If the bonds would recover more than 80% in the event of a default then it is implying more than a 100% risk of default, which is obviously impossible. This is occurring despite GE's CFO appearing this morning on CNBC making the case quite clearly that there is no risk of default under any materially possible scenario.
In other words, his assertion is that the odds of default are zero.
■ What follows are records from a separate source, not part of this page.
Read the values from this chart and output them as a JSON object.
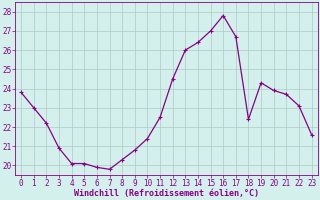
{
  "x": [
    0,
    1,
    2,
    3,
    4,
    5,
    6,
    7,
    8,
    9,
    10,
    11,
    12,
    13,
    14,
    15,
    16,
    17,
    18,
    19,
    20,
    21,
    22,
    23
  ],
  "y": [
    23.8,
    23.0,
    22.2,
    20.9,
    20.1,
    20.1,
    19.9,
    19.8,
    20.3,
    20.8,
    21.4,
    22.5,
    24.5,
    26.0,
    26.4,
    27.0,
    27.8,
    26.7,
    22.4,
    24.3,
    23.9,
    23.7,
    23.1,
    21.6
  ],
  "line_color": "#880088",
  "marker": "+",
  "marker_size": 3,
  "bg_color": "#d4f0ec",
  "grid_color": "#b0c8c4",
  "xlim": [
    -0.5,
    23.5
  ],
  "ylim": [
    19.5,
    28.5
  ],
  "yticks": [
    20,
    21,
    22,
    23,
    24,
    25,
    26,
    27,
    28
  ],
  "xticks": [
    0,
    1,
    2,
    3,
    4,
    5,
    6,
    7,
    8,
    9,
    10,
    11,
    12,
    13,
    14,
    15,
    16,
    17,
    18,
    19,
    20,
    21,
    22,
    23
  ],
  "xlabel": "Windchill (Refroidissement éolien,°C)",
  "xlabel_color": "#880088",
  "tick_color": "#880088",
  "axis_color": "#880088",
  "tick_fontsize": 5.5,
  "xlabel_fontsize": 6.0
}
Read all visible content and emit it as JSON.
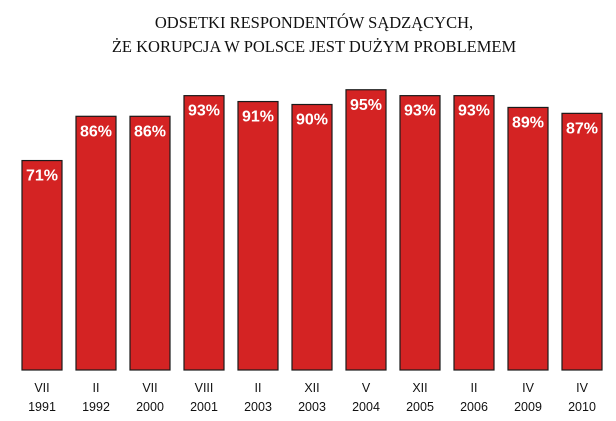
{
  "chart_data": {
    "type": "bar",
    "title_lines": [
      "ODSETKI RESPONDENTÓW SĄDZĄCYCH,",
      "ŻE KORUPCJA W POLSCE JEST DUŻYM PROBLEMEM"
    ],
    "categories": [
      {
        "month": "VII",
        "year": "1991"
      },
      {
        "month": "II",
        "year": "1992"
      },
      {
        "month": "VII",
        "year": "2000"
      },
      {
        "month": "VIII",
        "year": "2001"
      },
      {
        "month": "II",
        "year": "2003"
      },
      {
        "month": "XII",
        "year": "2003"
      },
      {
        "month": "V",
        "year": "2004"
      },
      {
        "month": "XII",
        "year": "2005"
      },
      {
        "month": "II",
        "year": "2006"
      },
      {
        "month": "IV",
        "year": "2009"
      },
      {
        "month": "IV",
        "year": "2010"
      }
    ],
    "values": [
      71,
      86,
      86,
      93,
      91,
      90,
      95,
      93,
      93,
      89,
      87
    ],
    "value_labels": [
      "71%",
      "86%",
      "86%",
      "93%",
      "91%",
      "90%",
      "95%",
      "93%",
      "93%",
      "89%",
      "87%"
    ],
    "unit": "%",
    "ylim": [
      0,
      100
    ],
    "grid": false,
    "legend": "none",
    "colors": {
      "bar_fill": "#d42323",
      "bar_stroke": "#1a1a1a",
      "label_text": "#ffffff"
    }
  }
}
One of two things must be true:
1. GE's CFO is lying and must be indicted for doing so.
2. This so-called "market segment" (CDS) has become so ridiculously overlevered, unsupervised and able to cause failures that it is now within days or even hours of CAUSING GE to fail - not due to GE's own internal problems, but due to positive feedback that the CDS market is capable of and is generating on the initiative and as a consequence of the action of participants in that market.
Either way a major change needs to occur right here and now, lest we find ourselves with no pensions, no Social Security, no Medicare, no annuities and no government.
THIS CAN NO LONGER BE DELAYED OR TOYED AROUND WITH; WHEN "THE BEZZLE" REACHES THE POINT THAT IT STARTS DESTROYING THE NATIONAL CORPORATE INDUSTRIAL GIANTS THAT MAKE UP OUR ESSENTIAL INFRASTRUCTURE, MILITARY AND COMMERCIAL ENTERPRISES THROUGH NO FAULT OF THEIR OWN IT IS A NATIONAL SECURITY EMERGENCY AND MUST BE DEALT WITH IMMEDIATELY.